As we all now know, the tables turned following the 2016 Presidential election and, in moves that should bring delight to employers across the country, the Trump Administration has responded in kind. In addition to the DOL’s most recent proposal, the NLRB formally proposed a rule in September of 2018 that would reinstate the pre-Browning-Ferris standard, which included a “direct and immediate” control factor in the joint employer analysis. The DOL has already withdrawn its prior Obama-era Administrator Interpretations on joint employment and independent contractors.
This flurry of action, and the DOL’s most recent proposal in particular, appears to be a direct rebuke of the Obama Administration’s expansive approach to joint employment.

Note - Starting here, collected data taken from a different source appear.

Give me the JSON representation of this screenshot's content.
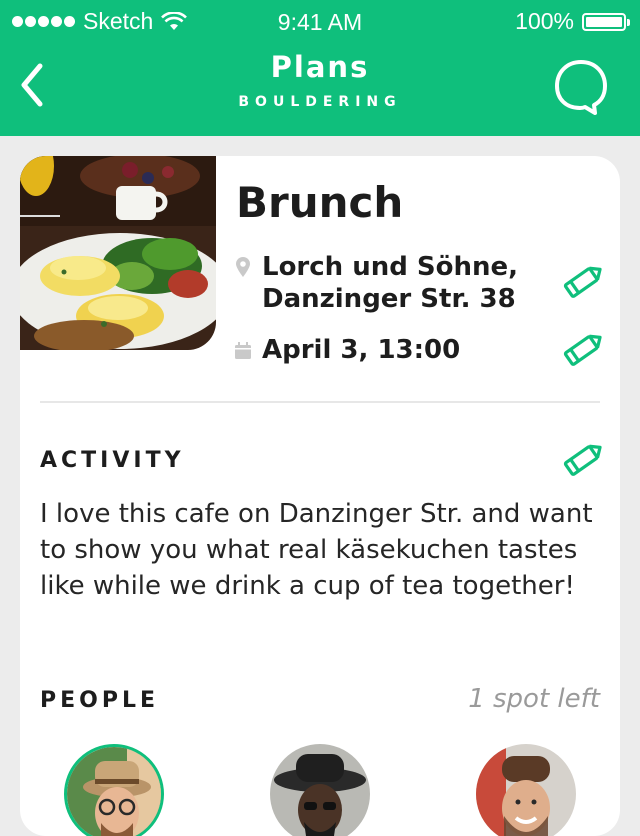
{
  "status_bar": {
    "carrier": "Sketch",
    "time": "9:41 AM",
    "battery": "100%"
  },
  "nav": {
    "title": "Plans",
    "subtitle": "BOULDERING",
    "back_icon": "chevron-left-icon",
    "chat_icon": "speech-bubble-icon"
  },
  "plan": {
    "title": "Brunch",
    "location": "Lorch und Söhne,\nDanzinger Str. 38",
    "date": "April 3, 13:00"
  },
  "activity": {
    "label": "ACTIVITY",
    "text": "I love this cafe on Danzinger Str. and want to show you what real käsekuchen tastes like while we drink a cup of tea together!"
  },
  "people": {
    "label": "PEOPLE",
    "spots": "1 spot left"
  },
  "colors": {
    "accent": "#0fbf7c",
    "background": "#ececec"
  }
}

Indeed, the DOL’s most recent proposal expressly indicates that certain business arrangements, such as franchising, permitting an employer to operate a facility on premises, and requiring vendors to institute anti-sexual harassment policies, do not make a finding of joint-employer status more or less likely.
Regardless of their political views, businesses would be wise to remember that unless and until Congress provides clear guidance, this game of tug-of-war will be perpetual and the scope of joint employment will be left to the mercy of the current administration. States also play a key role in defining what workers are considered “employees” for the purposes of mandatory state payroll deductions and anti-discrimination laws. It is therefore imperative for businesses to frequently evaluate their practices with respect to temporary workers, consultants, and independent contractors.